The Boat01 Buoy is built to be used off the back of a boat, but Doyle’s group plans to deploy several of the devices from the beach, daisy-chaining them to create a bigger zone. The group will then use airborne spotters in planes, along with drones, to verify that no sharks penetrate the field.

Those same pilots preparing to help test the virtual shark net are also the inspiration for the idea that Cape Cod Ocean Community wants to pursue this summer involving recreational boaters and anglers. The pilots came to Doyle’s attention during a fundraiser that she organized at Hog Island Beer Company in Orleans, Massachusetts, before the pandemic. Her nonprofit was displaying all kinds of shark-deterrent products—everything from beach sirens to surfboard add-ons—when a few pilots from Chatham Municipal Airport approached her. She recalls them saying, “We see sharks all the time close to shore, and we don’t know who to tell. We’ve been trying to get to the harbormaster and the towns to get something going.”
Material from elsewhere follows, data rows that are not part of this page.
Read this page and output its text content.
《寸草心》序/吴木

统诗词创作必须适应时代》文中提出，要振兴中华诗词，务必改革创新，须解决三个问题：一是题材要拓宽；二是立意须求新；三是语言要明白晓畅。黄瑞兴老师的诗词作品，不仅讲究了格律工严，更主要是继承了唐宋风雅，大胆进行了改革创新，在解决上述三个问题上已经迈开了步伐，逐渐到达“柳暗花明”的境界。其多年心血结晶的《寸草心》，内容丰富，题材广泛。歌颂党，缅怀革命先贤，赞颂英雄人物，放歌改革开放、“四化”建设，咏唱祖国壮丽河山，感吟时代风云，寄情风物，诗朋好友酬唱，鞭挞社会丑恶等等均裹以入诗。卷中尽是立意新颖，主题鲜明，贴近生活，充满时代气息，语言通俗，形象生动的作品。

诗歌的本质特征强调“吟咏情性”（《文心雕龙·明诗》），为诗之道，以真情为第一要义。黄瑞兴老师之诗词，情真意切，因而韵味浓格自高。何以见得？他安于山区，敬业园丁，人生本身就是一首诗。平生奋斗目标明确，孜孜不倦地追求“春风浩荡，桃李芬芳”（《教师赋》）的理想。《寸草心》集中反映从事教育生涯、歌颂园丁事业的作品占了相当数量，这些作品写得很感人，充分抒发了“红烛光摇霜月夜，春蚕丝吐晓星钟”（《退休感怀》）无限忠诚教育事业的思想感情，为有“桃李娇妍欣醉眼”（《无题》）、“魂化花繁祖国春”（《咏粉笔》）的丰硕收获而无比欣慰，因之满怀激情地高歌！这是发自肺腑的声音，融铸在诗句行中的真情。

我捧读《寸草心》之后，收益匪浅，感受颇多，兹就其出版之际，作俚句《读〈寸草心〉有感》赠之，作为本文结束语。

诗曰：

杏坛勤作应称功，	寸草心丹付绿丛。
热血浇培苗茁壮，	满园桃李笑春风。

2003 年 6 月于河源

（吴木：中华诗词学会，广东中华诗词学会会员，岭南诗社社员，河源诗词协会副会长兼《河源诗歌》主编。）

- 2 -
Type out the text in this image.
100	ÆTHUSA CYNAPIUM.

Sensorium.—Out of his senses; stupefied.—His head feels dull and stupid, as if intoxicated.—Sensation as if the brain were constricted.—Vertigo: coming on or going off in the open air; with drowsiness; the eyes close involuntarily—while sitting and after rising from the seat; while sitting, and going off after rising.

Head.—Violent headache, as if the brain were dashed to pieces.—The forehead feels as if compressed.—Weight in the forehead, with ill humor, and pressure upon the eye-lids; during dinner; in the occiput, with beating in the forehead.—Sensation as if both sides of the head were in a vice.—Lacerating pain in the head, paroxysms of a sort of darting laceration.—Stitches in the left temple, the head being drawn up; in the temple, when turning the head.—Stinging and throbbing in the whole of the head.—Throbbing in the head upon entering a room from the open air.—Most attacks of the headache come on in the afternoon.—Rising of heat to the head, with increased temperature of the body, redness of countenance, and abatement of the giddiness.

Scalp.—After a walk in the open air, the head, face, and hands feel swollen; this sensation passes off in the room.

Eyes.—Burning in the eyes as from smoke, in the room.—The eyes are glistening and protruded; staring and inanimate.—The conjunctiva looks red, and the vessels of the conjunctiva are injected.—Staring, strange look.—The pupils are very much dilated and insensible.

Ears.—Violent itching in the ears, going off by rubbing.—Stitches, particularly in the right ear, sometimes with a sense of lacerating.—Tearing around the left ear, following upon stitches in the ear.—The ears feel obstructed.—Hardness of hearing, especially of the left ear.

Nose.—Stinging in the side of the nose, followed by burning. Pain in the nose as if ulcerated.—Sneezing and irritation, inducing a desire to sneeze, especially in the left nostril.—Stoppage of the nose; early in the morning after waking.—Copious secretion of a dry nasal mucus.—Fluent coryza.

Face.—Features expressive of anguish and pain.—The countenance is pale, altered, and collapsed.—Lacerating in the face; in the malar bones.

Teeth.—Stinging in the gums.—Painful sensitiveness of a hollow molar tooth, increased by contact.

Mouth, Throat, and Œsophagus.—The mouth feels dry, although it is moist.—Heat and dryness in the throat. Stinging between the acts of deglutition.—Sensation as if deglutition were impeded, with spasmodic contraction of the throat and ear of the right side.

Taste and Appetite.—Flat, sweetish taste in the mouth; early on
So began an effort that Doyle says turned pilots from 53 municipal airports across Massachusetts into nearshore shark-spotters, all on a volunteer basis. Additional volunteers on the beaches in 2019 would listen for the reports from the pilots on handheld airband radios, which are basically the VHF radios of the skies, using channels and frequencies set aside for avionics.
“Those people got up off their beach chairs and told their lifeguards,” Doyle says, adding that her group bought a bunch of the radios to distribute, much as a group might hand out frisbees or coolers for people to take to the beach. “People were buying their own radios. It had a life of its own.”

The pandemic slowed the efforts that Doyle and her group were making during summer 2020, but today, with Covid-19 vaccines becoming more prevalent, the nonprofit’s work is once again ramping up. A member of the Cape Cod Ocean Community board has been tasked with expanding the airplane-spotting program to include boaters, and is looking for partners to help make the idea a reality. “We need somebody to offer to help,” Doyle says. “There must be boaters looking for something to do out there.”
Her vision is that in the summers to come, boaters cruising along the Cape Cod coast—and around popular islands such as Nantucket, or anywhere else that sharks spend time in the summer months—will see a nearshore shark and instinctively pick up their onboard radio to report the location. Calling in a shark sighting in Massachusetts, she hopes, will become as commonplace as calling 911 when people see a person in need of medical attention.
“It should be normalized,” Doyle says. “That’s what we’re trying to do, just make this something that people do.”